The Fed is understandably proud of having been set up as an 'independent' bank, but today's idea of independence differs greatly from that which was current before the First World War. In modern Europe, it is said that wicked politicians must have their hands tied to stop them abusing economic policy for electoral gain.

But in 1913, the fear of America's farmers, led by William Jennings Bryan, was that the Federal Reserve, if created, would raise interest rates, benefiting the banking community at the cost of agrarian borrowers.

The Fed was 'independent', but this meant independent from Wall Street and the bankers. On the other hand, there were two representatives of the government on the board, including the Secretary of the Treasury. Putting the Chancellor of the Exchequer on the board of the Bank of England would not be thought to make it independent]

Nor was the Fed more independent when these representatives of the government were removed from the board in the 1930s. Far from being the champion of sound money and conservative economics, the chairman of the board, Marriner Eccles, was a confidant of President Roosevelt and more advanced than the president in his thinking on the possibilities for the New Deal.

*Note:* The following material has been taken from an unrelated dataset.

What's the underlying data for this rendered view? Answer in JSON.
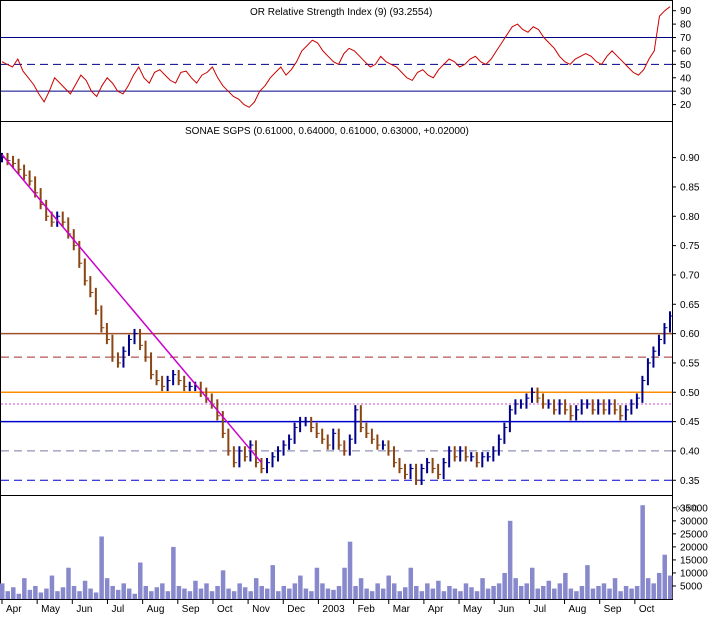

The Fed only began to emerge as an independent player after the Second World War and three key dates stand out. The first was 1951, when it became impossible for the Fed to hold down the interest rate on government debt. The Treasury opposed a rate increase, as did President Truman, but the economic inevitability associated with the amount of government borrowing forced them to give in. After that, the Fed had at least limited discretion over interest rates.

The second landmark was associated with the presidential election of 1972, but the Fed can hardly score points for independence here. This was the year that Richard Nixon was re-elected and it was also the year of a monetary policy that was, conveniently for Nixon, far too loose. The American inflation that finally destroyed the Bretton Woods exchange rate system followed.

The circumstances of that inflation are all too suspicious. Arthur Burns was chairman of the Fed and an old friend of Nixon. They both believed that Nixon had lost the 1960 election to Kennedy because the Fed had not eased policy to get him elected. Then Sandford Rose in Fortune magazine openly accused Burns of threatening the Fed with presidential wrath if it failed to co- operate.

None of that, of course, is independent behaviour, but since the Rose accusation, the Fed has been unfailingly vigilant in asserting its independence and the public impression of its status has changed accordingly.

The third key event was the appointment of Paul Volcker as Fed chairman by a beleaguered Jimmy Carter in 1979. Volcker dominated world monetary politics during his time at the Fed with his determination in fighting inflation. With the election of Ronald Reagan he assumed an even more central role in economic policy-making.

But is the Volcker period an argument for determined, independent inflation-fighting by the central bank? How much did Volcker contribute to Carter's loss of the presidency? Would a less independent bank have done more to help Carter and less to fight inflation?

No, in fact it was Carter who was set on an inflation-fighting policy. Come the election he may have regretted the results, but it was his policy. Volcker was chosen by him to persuade Wall Street that inflation would be defeated. So in a sense it was Wall Street after all that ran the show. But it was Carter's policy, not the Fed's 'independence', that led to his downfall.

Two lessons for Europe stand out. Independence is an elusive quality. The Fed has been 'independent' for 80 years, but for whom? What does independence mean? Will it always mean what it means today?

Even on today's meaning - independence from those wicked politicians - what benefits come from this? None of us perhaps ever quite trusts politicians, but they can be voted out, as Carter was. Arthur Burns never lost an election.

The author is lecturer in the economics of European integration and Fellow of St Peter's College, Oxford.